Zuallererst stellt sich die Frage, ob das Ausmaß der Berichterstattung den Umständen angemessen ist. Schaut man sich die Zahlen der verteilten Hausverbote in Freibädern in diesem Jahr an, stellt man fest, die Zahlen kommen gerade mal so über die der Vorjahre. Gut, die Saison ist noch nicht vorbei und in den Vorjahren herrschte der von den Herrschenden verhängte Ausnahmezustand. Laut Hochrechnungen, über die der rbb24 schreibt, wird es bis zum Ende der Saison zu insgesamt etwa 160 Hausverboten kommen – nur wenig mehr als im Vorjahr. Der Trend für wegen Gewalttaten verhängten Hausverboten geht ebenfalls nach unten. Um also die eingangs gestellte Frage zu beantworten, nein, das Ausmaß der Berichterstattung in der bürgerlichen Presse ist nicht gerechtfertigt. Das Phänomen des sogenannten Sommerlochs, oder auch die Zeit zwischen Weihnachten und Neujahr, wird immer wieder für solche Zwecke genutzt.

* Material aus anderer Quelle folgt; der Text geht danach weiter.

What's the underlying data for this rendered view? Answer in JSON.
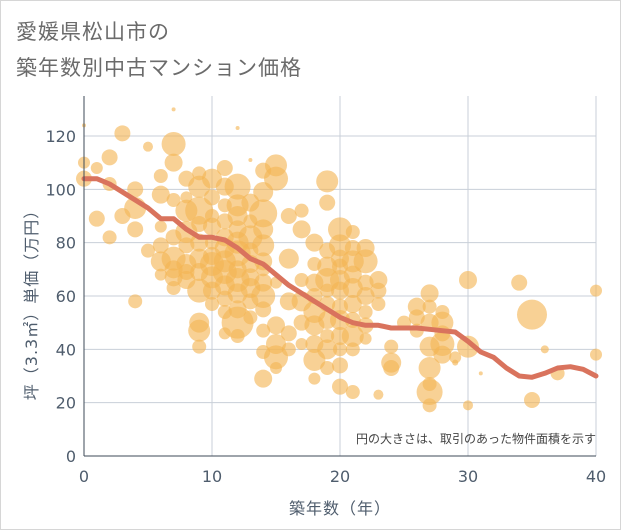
{
  "chart_data": {
    "type": "scatter",
    "title_lines": [
      "愛媛県松山市の",
      "築年数別中古マンション価格"
    ],
    "xlabel": "築年数（年）",
    "ylabel": "坪（3.3㎡）単価（万円）",
    "xlim": [
      0,
      40
    ],
    "ylim": [
      0,
      135
    ],
    "x_ticks": [
      0,
      10,
      20,
      30,
      40
    ],
    "y_ticks": [
      0,
      20,
      40,
      60,
      80,
      100,
      120
    ],
    "grid": true,
    "note": "円の大きさは、取引のあった物件面積を示す",
    "colors": {
      "bubble": "#f3b554",
      "trend": "#d9735d",
      "grid": "#c8cfd8"
    },
    "series": [
      {
        "kind": "bubble",
        "points": [
          [
            0,
            124,
            2
          ],
          [
            0,
            110,
            6
          ],
          [
            0,
            104,
            8
          ],
          [
            1,
            108,
            6
          ],
          [
            1,
            89,
            8
          ],
          [
            2,
            112,
            8
          ],
          [
            2,
            102,
            7
          ],
          [
            2,
            82,
            7
          ],
          [
            3,
            121,
            8
          ],
          [
            3,
            90,
            8
          ],
          [
            4,
            100,
            8
          ],
          [
            4,
            93,
            11
          ],
          [
            4,
            85,
            8
          ],
          [
            4,
            58,
            7
          ],
          [
            5,
            116,
            5
          ],
          [
            5,
            77,
            7
          ],
          [
            6,
            105,
            7
          ],
          [
            6,
            98,
            9
          ],
          [
            6,
            86,
            6
          ],
          [
            6,
            79,
            8
          ],
          [
            6,
            73,
            10
          ],
          [
            6,
            68,
            6
          ],
          [
            7,
            130,
            2
          ],
          [
            7,
            117,
            12
          ],
          [
            7,
            110,
            9
          ],
          [
            7,
            96,
            7
          ],
          [
            7,
            82,
            8
          ],
          [
            7,
            74,
            12
          ],
          [
            7,
            70,
            9
          ],
          [
            7,
            67,
            9
          ],
          [
            7,
            63,
            7
          ],
          [
            8,
            104,
            8
          ],
          [
            8,
            97,
            6
          ],
          [
            8,
            92,
            11
          ],
          [
            8,
            84,
            11
          ],
          [
            8,
            79,
            8
          ],
          [
            8,
            72,
            10
          ],
          [
            8,
            69,
            8
          ],
          [
            8,
            66,
            9
          ],
          [
            9,
            106,
            7
          ],
          [
            9,
            101,
            11
          ],
          [
            9,
            92,
            14
          ],
          [
            9,
            87,
            8
          ],
          [
            9,
            80,
            9
          ],
          [
            9,
            74,
            10
          ],
          [
            9,
            69,
            9
          ],
          [
            9,
            62,
            12
          ],
          [
            9,
            50,
            10
          ],
          [
            9,
            47,
            11
          ],
          [
            9,
            41,
            7
          ],
          [
            10,
            104,
            10
          ],
          [
            10,
            97,
            8
          ],
          [
            10,
            90,
            7
          ],
          [
            10,
            86,
            9
          ],
          [
            10,
            80,
            7
          ],
          [
            10,
            75,
            9
          ],
          [
            10,
            72,
            12
          ],
          [
            10,
            67,
            11
          ],
          [
            10,
            62,
            9
          ],
          [
            10,
            57,
            7
          ],
          [
            11,
            108,
            8
          ],
          [
            11,
            101,
            9
          ],
          [
            11,
            94,
            7
          ],
          [
            11,
            88,
            8
          ],
          [
            11,
            82,
            9
          ],
          [
            11,
            78,
            10
          ],
          [
            11,
            73,
            11
          ],
          [
            11,
            69,
            12
          ],
          [
            11,
            64,
            10
          ],
          [
            11,
            59,
            8
          ],
          [
            11,
            54,
            7
          ],
          [
            11,
            46,
            6
          ],
          [
            12,
            123,
            2
          ],
          [
            12,
            101,
            13
          ],
          [
            12,
            94,
            11
          ],
          [
            12,
            90,
            10
          ],
          [
            12,
            85,
            9
          ],
          [
            12,
            80,
            11
          ],
          [
            12,
            76,
            13
          ],
          [
            12,
            70,
            9
          ],
          [
            12,
            66,
            12
          ],
          [
            12,
            61,
            10
          ],
          [
            12,
            55,
            9
          ],
          [
            12,
            50,
            16
          ],
          [
            12,
            45,
            7
          ],
          [
            13,
            111,
            2
          ],
          [
            13,
            95,
            9
          ],
          [
            13,
            88,
            7
          ],
          [
            13,
            82,
            12
          ],
          [
            13,
            77,
            8
          ],
          [
            13,
            72,
            9
          ],
          [
            13,
            67,
            9
          ],
          [
            13,
            63,
            10
          ],
          [
            13,
            58,
            8
          ],
          [
            13,
            52,
            7
          ],
          [
            14,
            107,
            8
          ],
          [
            14,
            99,
            10
          ],
          [
            14,
            91,
            14
          ],
          [
            14,
            85,
            10
          ],
          [
            14,
            79,
            11
          ],
          [
            14,
            73,
            9
          ],
          [
            14,
            70,
            7
          ],
          [
            14,
            65,
            9
          ],
          [
            14,
            60,
            12
          ],
          [
            14,
            55,
            8
          ],
          [
            14,
            47,
            7
          ],
          [
            14,
            39,
            7
          ],
          [
            14,
            29,
            9
          ],
          [
            15,
            109,
            11
          ],
          [
            15,
            104,
            12
          ],
          [
            15,
            65,
            6
          ],
          [
            15,
            49,
            9
          ],
          [
            15,
            42,
            10
          ],
          [
            15,
            37,
            12
          ],
          [
            15,
            33,
            6
          ],
          [
            16,
            90,
            8
          ],
          [
            16,
            74,
            10
          ],
          [
            16,
            58,
            9
          ],
          [
            16,
            46,
            8
          ],
          [
            16,
            40,
            7
          ],
          [
            17,
            92,
            7
          ],
          [
            17,
            85,
            9
          ],
          [
            17,
            66,
            7
          ],
          [
            17,
            58,
            10
          ],
          [
            17,
            50,
            8
          ],
          [
            17,
            42,
            6
          ],
          [
            18,
            80,
            9
          ],
          [
            18,
            72,
            7
          ],
          [
            18,
            65,
            9
          ],
          [
            18,
            60,
            8
          ],
          [
            18,
            54,
            11
          ],
          [
            18,
            49,
            10
          ],
          [
            18,
            42,
            9
          ],
          [
            18,
            36,
            11
          ],
          [
            18,
            29,
            6
          ],
          [
            19,
            103,
            11
          ],
          [
            19,
            95,
            8
          ],
          [
            19,
            77,
            8
          ],
          [
            19,
            71,
            10
          ],
          [
            19,
            66,
            12
          ],
          [
            19,
            62,
            7
          ],
          [
            19,
            57,
            8
          ],
          [
            19,
            51,
            9
          ],
          [
            19,
            45,
            7
          ],
          [
            19,
            40,
            10
          ],
          [
            19,
            33,
            7
          ],
          [
            20,
            85,
            12
          ],
          [
            20,
            79,
            11
          ],
          [
            20,
            74,
            9
          ],
          [
            20,
            71,
            8
          ],
          [
            20,
            66,
            10
          ],
          [
            20,
            62,
            9
          ],
          [
            20,
            56,
            8
          ],
          [
            20,
            51,
            10
          ],
          [
            20,
            45,
            9
          ],
          [
            20,
            40,
            7
          ],
          [
            20,
            34,
            8
          ],
          [
            20,
            26,
            8
          ],
          [
            21,
            84,
            7
          ],
          [
            21,
            78,
            8
          ],
          [
            21,
            73,
            11
          ],
          [
            21,
            68,
            9
          ],
          [
            21,
            63,
            10
          ],
          [
            21,
            57,
            9
          ],
          [
            21,
            51,
            8
          ],
          [
            21,
            45,
            11
          ],
          [
            21,
            40,
            7
          ],
          [
            21,
            24,
            7
          ],
          [
            22,
            78,
            9
          ],
          [
            22,
            73,
            12
          ],
          [
            22,
            65,
            8
          ],
          [
            22,
            60,
            9
          ],
          [
            22,
            54,
            7
          ],
          [
            22,
            49,
            8
          ],
          [
            22,
            44,
            6
          ],
          [
            23,
            66,
            9
          ],
          [
            23,
            62,
            8
          ],
          [
            23,
            57,
            7
          ],
          [
            23,
            23,
            5
          ],
          [
            24,
            41,
            7
          ],
          [
            24,
            35,
            10
          ],
          [
            24,
            33,
            8
          ],
          [
            25,
            50,
            7
          ],
          [
            26,
            56,
            9
          ],
          [
            26,
            52,
            8
          ],
          [
            26,
            47,
            7
          ],
          [
            27,
            61,
            9
          ],
          [
            27,
            56,
            7
          ],
          [
            27,
            50,
            9
          ],
          [
            27,
            41,
            10
          ],
          [
            27,
            33,
            11
          ],
          [
            27,
            27,
            7
          ],
          [
            27,
            24,
            13
          ],
          [
            27,
            19,
            7
          ],
          [
            28,
            54,
            7
          ],
          [
            28,
            50,
            11
          ],
          [
            28,
            46,
            8
          ],
          [
            28,
            42,
            12
          ],
          [
            28,
            38,
            9
          ],
          [
            29,
            37,
            6
          ],
          [
            29,
            35,
            3
          ],
          [
            30,
            66,
            9
          ],
          [
            30,
            41,
            11
          ],
          [
            30,
            19,
            5
          ],
          [
            31,
            31,
            2
          ],
          [
            34,
            65,
            8
          ],
          [
            35,
            53,
            15
          ],
          [
            35,
            21,
            8
          ],
          [
            36,
            40,
            4
          ],
          [
            37,
            31,
            7
          ],
          [
            40,
            62,
            6
          ],
          [
            40,
            38,
            6
          ]
        ]
      },
      {
        "kind": "line",
        "x": [
          0,
          1,
          2,
          3,
          4,
          5,
          6,
          7,
          8,
          9,
          10,
          11,
          12,
          13,
          14,
          15,
          16,
          17,
          18,
          19,
          20,
          21,
          22,
          23,
          24,
          25,
          26,
          27,
          28,
          29,
          30,
          31,
          32,
          33,
          34,
          35,
          36,
          37,
          38,
          39,
          40
        ],
        "y": [
          104,
          104,
          102,
          99,
          96,
          93,
          89,
          89,
          85,
          82,
          82,
          81,
          78,
          74,
          72,
          68,
          64,
          61,
          58,
          55,
          52,
          50,
          49,
          49,
          48,
          48,
          48,
          47.5,
          47,
          46.5,
          43,
          39,
          37,
          33,
          30,
          29.5,
          31,
          33,
          33.5,
          32.5,
          30
        ]
      }
    ]
  }
}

Friedrich Merz (CDU) fasste bei einer Pressekonferenz gut den Standpunkt der Herrschenden zusammen: „Das sind offensichtlich größere Gruppen von enthemmten Jugendlichen, bei weitem nicht nur mit Migrationshintergrund, aber auch mit Migrationshintergrund. […] Hier muss die Polizei eingreifen.“
Wie auch schon bei den Diskussionen um die „Silvester-Krawalle“ herum, ist das vermeintliche Täterprofil klar. Dieses wird nun erneut genutzt, um die chauvinistische Hetze der deutschen Imperialisten zu verbreiten.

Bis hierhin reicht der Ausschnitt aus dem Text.